Can reward programs work for smaller businesses?
Traditionally, when we think of reward programs, things like Tesco Clubcard, or Superdrug reward card comes to mind. Being fairly large businesses, it makes sense that these companies have the money and resources available to spend on fancy reward schemes, in order to engage present customers and, most importantly, reward and maintain loyal customers.
However, there is absolutely no reason why reward programs can’t be used for smaller business – provided they are scaled down. In fact, they can even play a crucial part in establishing a business and building a base of loyal buyers.
How it works on a Large Scale
Traditionally, large brands are associated with having equally large reward programs. Not only can they afford to give away a lot of products and invest in plenty of advertising, but they also spend a lot of time gathering information based on the reward program data, so as to improve them.
For example, if customers are using a reward card to make purchases, the company can then glean and collect the following information:
- How much their customers are spending
- How frequently they purchase
- Customer spending patterns
By analysing the data gathered it is also possible to notice patterns in customers’ spending habits, such as how susceptible they are to product offers. All this information will ultimately influence the company’s future reward schemes, who they target with their marketing, and how.
So that’s how the big brands do it, but surely this is impractical for smaller businesses? Fear not, as small businesses can be just as effective with their reward programs as their large scale counterparts.
Points mean prizes
We’re all familiar with the classic points card. Put simply, the customer produces this card with every purchase and builds up points over time. A certain amount of points and the customer receives a complimentary reward.

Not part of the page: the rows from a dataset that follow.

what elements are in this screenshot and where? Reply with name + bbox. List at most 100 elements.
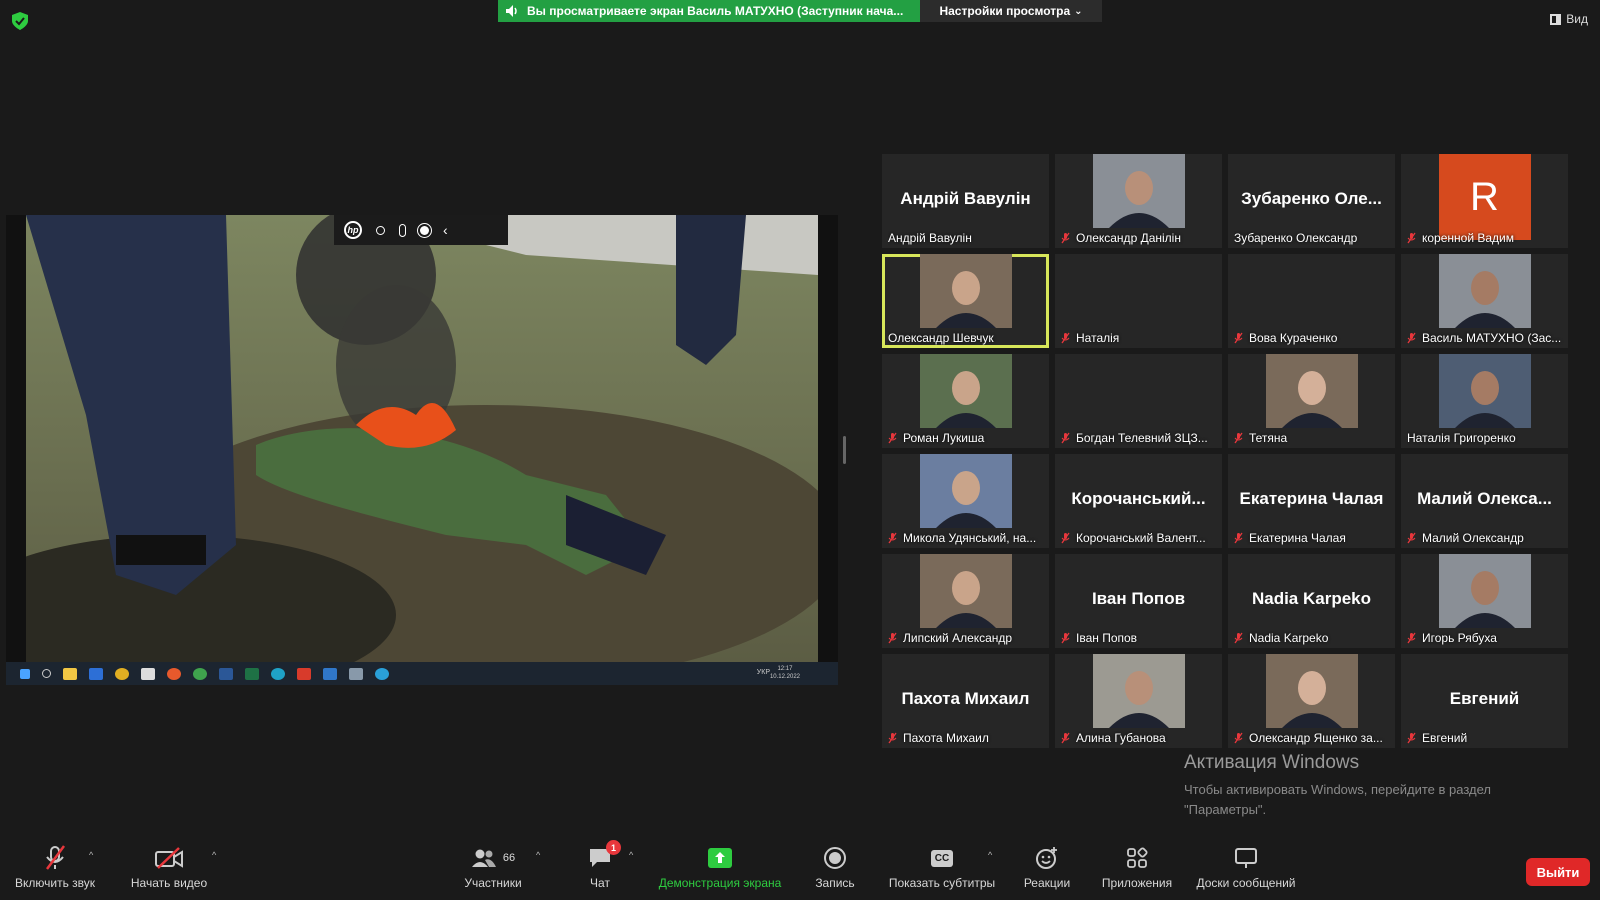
shared-screen[interactable]: hp ‹ УКР 12:17 10.12.2022 [6, 215, 838, 685]
participant-video [919, 254, 1012, 328]
word-icon [219, 667, 233, 680]
participant-video [1438, 354, 1531, 428]
whiteboards-label: Доски сообщений [1196, 876, 1296, 890]
participant-name-label: Зубаренко Олександр [1234, 231, 1391, 245]
edge-icon [271, 667, 285, 680]
participant-video [1265, 354, 1358, 428]
video-options-caret-icon[interactable]: ^ [212, 850, 216, 860]
mic-muted-icon [1061, 532, 1070, 544]
participant-tile[interactable]: Василь МАТУХНО (Зас... [1401, 254, 1568, 348]
participant-name: Пахота Михаил [903, 731, 989, 745]
apps-button[interactable]: Приложения [1092, 840, 1182, 900]
participant-name-label: Олександр Ященко за... [1234, 731, 1391, 745]
chrome-icon [193, 667, 207, 680]
record-icon [824, 847, 846, 869]
participant-name: Алина Губанова [1076, 731, 1166, 745]
captions-options-caret-icon[interactable]: ^ [988, 850, 992, 860]
participant-tile[interactable]: Пахота Михаил Пахота Михаил [882, 654, 1049, 748]
participant-tile[interactable]: Іван Попов Іван Попов [1055, 554, 1222, 648]
participants-button[interactable]: 66 Участники [438, 840, 548, 900]
folder-icon [63, 667, 77, 680]
start-video-button[interactable]: Начать видео [124, 840, 214, 900]
participant-tile[interactable]: Наталія Григоренко [1401, 354, 1568, 448]
participant-display-name: Малий Олекса... [1417, 489, 1552, 508]
windows-start-icon [20, 668, 30, 679]
telegram-icon [375, 667, 389, 680]
participant-name: Тетяна [1249, 431, 1288, 445]
participant-name-label: Микола Удянський, на... [888, 531, 1045, 545]
show-captions-button[interactable]: CC Показать субтитры [880, 840, 1004, 900]
participant-name-label: Липский Александр [888, 631, 1045, 645]
mic-muted-icon [1061, 632, 1070, 644]
participant-tile[interactable]: Роман Лукиша [882, 354, 1049, 448]
participant-name: Nadia Karpeko [1249, 631, 1329, 645]
zoom-meeting-window: Вы просматриваете экран Василь МАТУХНО (… [0, 0, 1600, 900]
chat-options-caret-icon[interactable]: ^ [629, 850, 633, 860]
participant-display-name: Пахота Михаил [901, 689, 1030, 708]
reactions-button[interactable]: Реакции [1012, 840, 1082, 900]
participant-name-label: Олександр Данілін [1061, 231, 1218, 245]
participant-tile[interactable]: Nadia Karpeko Nadia Karpeko [1228, 554, 1395, 648]
participant-tile[interactable]: Олександр Данілін [1055, 154, 1222, 248]
record-button[interactable]: Запись [800, 840, 870, 900]
excel-icon [245, 667, 259, 680]
participant-video [919, 454, 1012, 528]
view-button[interactable]: Вид [1550, 12, 1588, 26]
chevron-left-icon: ‹ [443, 222, 448, 238]
participant-tile[interactable]: Микола Удянський, на... [882, 454, 1049, 548]
participant-video [1438, 554, 1531, 628]
participant-name: Наталія [1076, 331, 1120, 345]
app-icon [349, 667, 363, 680]
chat-button[interactable]: 1 Чат [566, 840, 634, 900]
participant-video [1092, 154, 1185, 228]
participant-tile[interactable]: Игорь Рябуха [1401, 554, 1568, 648]
participant-tile[interactable]: Алина Губанова [1055, 654, 1222, 748]
participant-tile[interactable]: Наталія [1055, 254, 1222, 348]
participant-video-image [1092, 154, 1185, 228]
gallery-view-icon [1550, 13, 1562, 25]
mic-muted-icon [1407, 532, 1416, 544]
participant-tile[interactable]: Олександр Ященко за... [1228, 654, 1395, 748]
participant-tile[interactable]: Зубаренко Оле... Зубаренко Олександр [1228, 154, 1395, 248]
participant-tile[interactable]: Андрій Вавулін Андрій Вавулін [882, 154, 1049, 248]
reactions-smiley-icon [1036, 847, 1057, 869]
participant-name: Іван Попов [1076, 631, 1138, 645]
participant-tile[interactable]: Евгений Евгений [1401, 654, 1568, 748]
apps-icon [1127, 847, 1148, 868]
participant-tile[interactable]: Малий Олекса... Малий Олександр [1401, 454, 1568, 548]
participant-video-image [919, 354, 1012, 428]
firefox-icon [167, 667, 181, 680]
encryption-shield-icon[interactable] [12, 12, 28, 30]
letter-avatar: R [1438, 154, 1531, 240]
participant-tile[interactable]: Екатерина Чалая Екатерина Чалая [1228, 454, 1395, 548]
participant-name-label: Роман Лукиша [888, 431, 1045, 445]
hp-camera-toolbar: hp ‹ [334, 215, 508, 245]
share-screen-button[interactable]: Демонстрация экрана [650, 840, 790, 900]
participant-tile[interactable]: Rкоренной Вадим [1401, 154, 1568, 248]
windows-activation-subtitle: Чтобы активировать Windows, перейдите в … [1184, 782, 1491, 817]
meeting-toolbar: Включить звук ^ Начать видео ^ 66 Участн… [0, 840, 1600, 900]
participant-name-label: Наталія Григоренко [1407, 431, 1564, 445]
participant-video-image [919, 454, 1012, 528]
view-options-dropdown[interactable]: Настройки просмотра ⌄ [920, 0, 1102, 22]
participant-tile[interactable]: Вова Кураченко [1228, 254, 1395, 348]
leave-meeting-button[interactable]: Выйти [1526, 858, 1590, 886]
participant-tile[interactable]: Тетяна [1228, 354, 1395, 448]
record-label: Запись [815, 876, 855, 890]
split-resize-handle[interactable] [843, 436, 846, 464]
screen-share-banner-text: Вы просматриваете экран Василь МАТУХНО (… [527, 4, 904, 18]
whiteboards-button[interactable]: Доски сообщений [1188, 840, 1304, 900]
participant-name: Андрій Вавулін [888, 231, 972, 245]
participant-name: Богдан Телевний ЗЦЗ... [1076, 431, 1208, 445]
participant-tile[interactable]: Корочанський... Корочанський Валент... [1055, 454, 1222, 548]
participant-name-label: Екатерина Чалая [1234, 531, 1391, 545]
audio-options-caret-icon[interactable]: ^ [89, 850, 93, 860]
participant-tile[interactable]: Олександр Шевчук [882, 254, 1049, 348]
participants-options-caret-icon[interactable]: ^ [536, 850, 540, 860]
participant-tile[interactable]: Богдан Телевний ЗЦЗ... [1055, 354, 1222, 448]
chrome-icon [115, 667, 129, 680]
participant-tile[interactable]: Липский Александр [882, 554, 1049, 648]
unmute-button[interactable]: Включить звук [10, 840, 100, 900]
participant-video-image [919, 254, 1012, 328]
participant-video-image [919, 554, 1012, 628]
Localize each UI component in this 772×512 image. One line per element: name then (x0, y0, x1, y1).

There are two types of points reward program that your business can adopt:
The Coffee Card Style: Like Costa or Waterstones, you can stamp the card after each purchase and when the card is full, the customer can receive a free product.
Tiered Reward Program: With this program, customers are encouraged to spend more by multiple rewards as they go up the tiers e.g. spend this much and you will get this reward, spend a little more and you get a bigger reward and so on.
This is the Holy Grail term of business. For small businesses, this is a time to shine as having fewer customers than for example Amazon, which has millions, means you can personalise your offers on such a level bigger brands are unable to.
Naturally, your employees will get to know regular customers who come into the main store. The ‘extra mile’ reward scheme could be opening a new till for anyone with a reward card to come up to and avoid queuing. Waitrose has had a reward scheme in place where Waitrose card holders got a free cup of tea in their cafe.
On a smaller scale than the bigger brands, who have whole departments to do this, you can keep track of which customers buy which items regularly. Alternatively, looking at your numbers and working out which products are selling quickly can give you an edge in providing offers.
Offering exclusive discounts to your reward program customers – particularly products they regularly buy or products that suit one another – shows you not only appreciate their custom but that you recognise them as a person – not a consumer.
Giveaways are one of the oldest tricks in the book. Everyone loves a bargain, but even better than a bargain is a freebie.
Consider giving a free product to customers who sign up to the reward program. It acts as a taste for things to come and gets them used to the idea of being rewarded for shopping with your business.
The National Trust offers to reimburse customers their entrance fee if they sign up to Membership on the day of their visit. Whilst this might not work for large purchases, consider offering a 10% discount on a customer’s shopping when reward customers earn a certain number of points, or purchases. Even an introductory offer for first time shoppers can get them through the door!
A date to remember:
Special Occasions can also be used. Easter, Christmas and New Year are all calendar dates where your reward program customers can receive an appropriate free gift or product with their shopping.
It may seem counterproductive to be working with other businesses – aren’t they your competitors? Some of them are, but remember your suppliers are a business. Making friends with them could mean getting a better deal on products you include in the offers to your reward program customers.
Alternatively, initialising a partnership with a company not obviously linked with your business can open doors to new ideas and avenues for trade. For example, if a business sold tea, they could offer reward scheme customers a discount on a Thai massage at the local beauty parlour. There is a slight link between the two in terms of exotic options, but not an obvious link.
Partnering and including goods & services other than your own can help your reward offers appeal to more of the customers that subscribe to your reward program. This partnership benefits both companies – and the customers – so everyone wins!
Trial by taster session
Make a big deal of your loyal customers by giving them exclusive access to new products before they ‘officially’ go on sale.
Consider also putting on exclusive events for loyal customers. You can make these relevant to your business for example a cafe could put on a coffee crash course evening. Spending a little money on an event can boost customer faith in the reward program as they get a very literal benefit through an experience rather than another bargain.
These can work for long term as well such as setting up a Reward Program book club or regular meet up session for people to socialise – you can use your own products at the meetings too for extra advertising.
You don’t have to be a big brand with loads of money to make a great app. Aside from helping to draw in more customers this can work well for a reward program:
- Loyal customers can receive promotional codes
- Updates on new stock ahead of public advertising
- Notifications on when customers have enough points for their reward
Small businesses can get just as much out of a reward program as bigger brands. Make the most of being able to directly target your customers and develop a reward program that will make your brand a success.